Circa 69: The New Ten Commandments

‘Thou Shalt Not Kill’. It seems a clear enough rule by which to live a decent life. But when you start to unpick it, complications sneak in. So it goes through all the propositions put to us, the ‘focus group’, by Simon Wilkinson (playing some version of himself) and his ‘intern’ from Lourdes, Liyuwerk Sheway Mulugeta (co-creator of the piece), on behalf of the mysterious LDD – a market research group who have ‘tasked’ the group with ‘re-thinking, re-branding, and re-launching the Ten Commandments for the 21st century’.
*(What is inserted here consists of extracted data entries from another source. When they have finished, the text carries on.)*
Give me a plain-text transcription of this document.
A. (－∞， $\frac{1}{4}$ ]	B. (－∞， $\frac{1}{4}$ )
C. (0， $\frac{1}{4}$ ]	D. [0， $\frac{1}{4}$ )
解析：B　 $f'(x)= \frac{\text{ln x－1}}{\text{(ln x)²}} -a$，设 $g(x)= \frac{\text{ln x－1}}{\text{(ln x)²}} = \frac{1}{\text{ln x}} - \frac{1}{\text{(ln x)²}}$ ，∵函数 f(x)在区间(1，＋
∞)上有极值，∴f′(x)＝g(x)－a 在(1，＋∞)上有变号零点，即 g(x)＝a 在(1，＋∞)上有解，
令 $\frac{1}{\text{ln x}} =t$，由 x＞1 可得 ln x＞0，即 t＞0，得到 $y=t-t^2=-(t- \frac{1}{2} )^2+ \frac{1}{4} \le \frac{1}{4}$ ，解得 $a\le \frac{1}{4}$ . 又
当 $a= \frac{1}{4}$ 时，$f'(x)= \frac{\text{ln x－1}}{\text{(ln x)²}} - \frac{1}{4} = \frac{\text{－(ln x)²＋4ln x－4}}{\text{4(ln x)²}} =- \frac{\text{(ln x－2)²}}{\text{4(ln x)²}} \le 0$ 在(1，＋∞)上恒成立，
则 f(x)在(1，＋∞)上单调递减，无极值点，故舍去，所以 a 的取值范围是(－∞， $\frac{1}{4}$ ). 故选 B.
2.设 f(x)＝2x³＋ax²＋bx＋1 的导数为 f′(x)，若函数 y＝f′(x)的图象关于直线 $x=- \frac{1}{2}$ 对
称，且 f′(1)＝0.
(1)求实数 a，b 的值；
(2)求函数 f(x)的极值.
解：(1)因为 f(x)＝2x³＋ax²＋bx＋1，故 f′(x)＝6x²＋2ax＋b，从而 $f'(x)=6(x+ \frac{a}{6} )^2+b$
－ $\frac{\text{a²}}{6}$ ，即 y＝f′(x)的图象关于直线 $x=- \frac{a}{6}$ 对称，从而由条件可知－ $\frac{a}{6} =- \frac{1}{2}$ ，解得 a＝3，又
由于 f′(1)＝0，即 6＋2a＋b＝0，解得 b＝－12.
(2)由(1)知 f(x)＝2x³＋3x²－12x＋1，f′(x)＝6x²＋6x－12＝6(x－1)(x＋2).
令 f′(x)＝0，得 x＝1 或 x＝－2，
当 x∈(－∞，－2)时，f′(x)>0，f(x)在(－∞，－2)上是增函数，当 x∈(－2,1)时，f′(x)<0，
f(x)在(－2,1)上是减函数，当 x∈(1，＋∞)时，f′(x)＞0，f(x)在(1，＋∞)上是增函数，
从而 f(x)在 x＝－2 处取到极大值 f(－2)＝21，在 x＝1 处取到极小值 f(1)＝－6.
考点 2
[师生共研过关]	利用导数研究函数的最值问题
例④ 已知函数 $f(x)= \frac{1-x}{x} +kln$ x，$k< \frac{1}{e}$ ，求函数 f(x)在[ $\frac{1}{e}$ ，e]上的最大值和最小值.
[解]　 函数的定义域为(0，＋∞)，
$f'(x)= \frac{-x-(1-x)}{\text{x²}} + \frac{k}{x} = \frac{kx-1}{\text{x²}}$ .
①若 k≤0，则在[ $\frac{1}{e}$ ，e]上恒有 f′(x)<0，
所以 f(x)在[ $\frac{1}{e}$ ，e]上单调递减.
Sitting at a long table, with colour-coded folders and badges, Simon and Liyuwerk pitch questions to us about morality, society, environment, economics and love. We are asked individually and as a group to discuss these questions, some of which are intentionally provocative. Once the question has been chewed over, we each write a new commandment on a post-it note.

The group at this particular session was mainly one big gang of friends, who had no idea what they were going to see and at first seemed a bit out of kilter with the roles being played by Simon, Liyuwerk and us. But gradually real engagement took hold, people argued with passion, sometimes opposing the ideology put to them.

Projected still and moving images, graphic statements and reportage both real and fake punctuated the verbal presentation. A film of Ethiopian children arriving in Paris to be adopted was a sudden slap of reality. This was Liyuwerk’s story. She told it quietly with the words ‘Mama Baba’ projected on her forehead.

Having written our new commandments, we then filed one by one into a ‘voting booth’ to pick our favourites. The process was managed with a light touch.

In another room, Elvis, on a film loop, thanked us for participating. Simon, speaking through a megaphone ‘for effect’, told us a story of everyday heroism, and announced the winning commandments, which would be listed on the company website – remaining there until outvoted by a subsequent ‘focus group’.

The New Ten Commandments was an interesting, lively event, dependent on the people around the table, and encouraging thought and debate within a theatrical conceit. What we only touched on, though, was the legitimacy of commandments or rules and their necessity in the 21st century. Those handed down by Moses came from a deity, head of a monotheist religion. Take away the belief in ‘one god’, which might be thought better than another person’s god, and many of the world’s problems would surely dissolve.

The piece doesn’t quite end when you leave the building, as some people were selected to pass to the second level of market research and asked to make a telephone call. I won’t spoil what happens next, but it serves to keep the conversation going, to blur fact and fiction, and contribute to the show.

As piece of interactive theatre, it brought to mind Hannah Jane Walker and Chris Thorpe’s The Oh Fuck Moment, but here we were talking less about ourselves and more about the world at large. The performances had the right level of friendliness and control, the imagery and film-work were slick and illuminating. If the overall concept is a strange one, The New Ten Commandments makes a potent and engrossing night out.

Two hours later and ‘Thou Shalt Not Kill’ becomes ‘Don’t Kill People Who Don’t Want To Be Killed.’ Better? Discuss.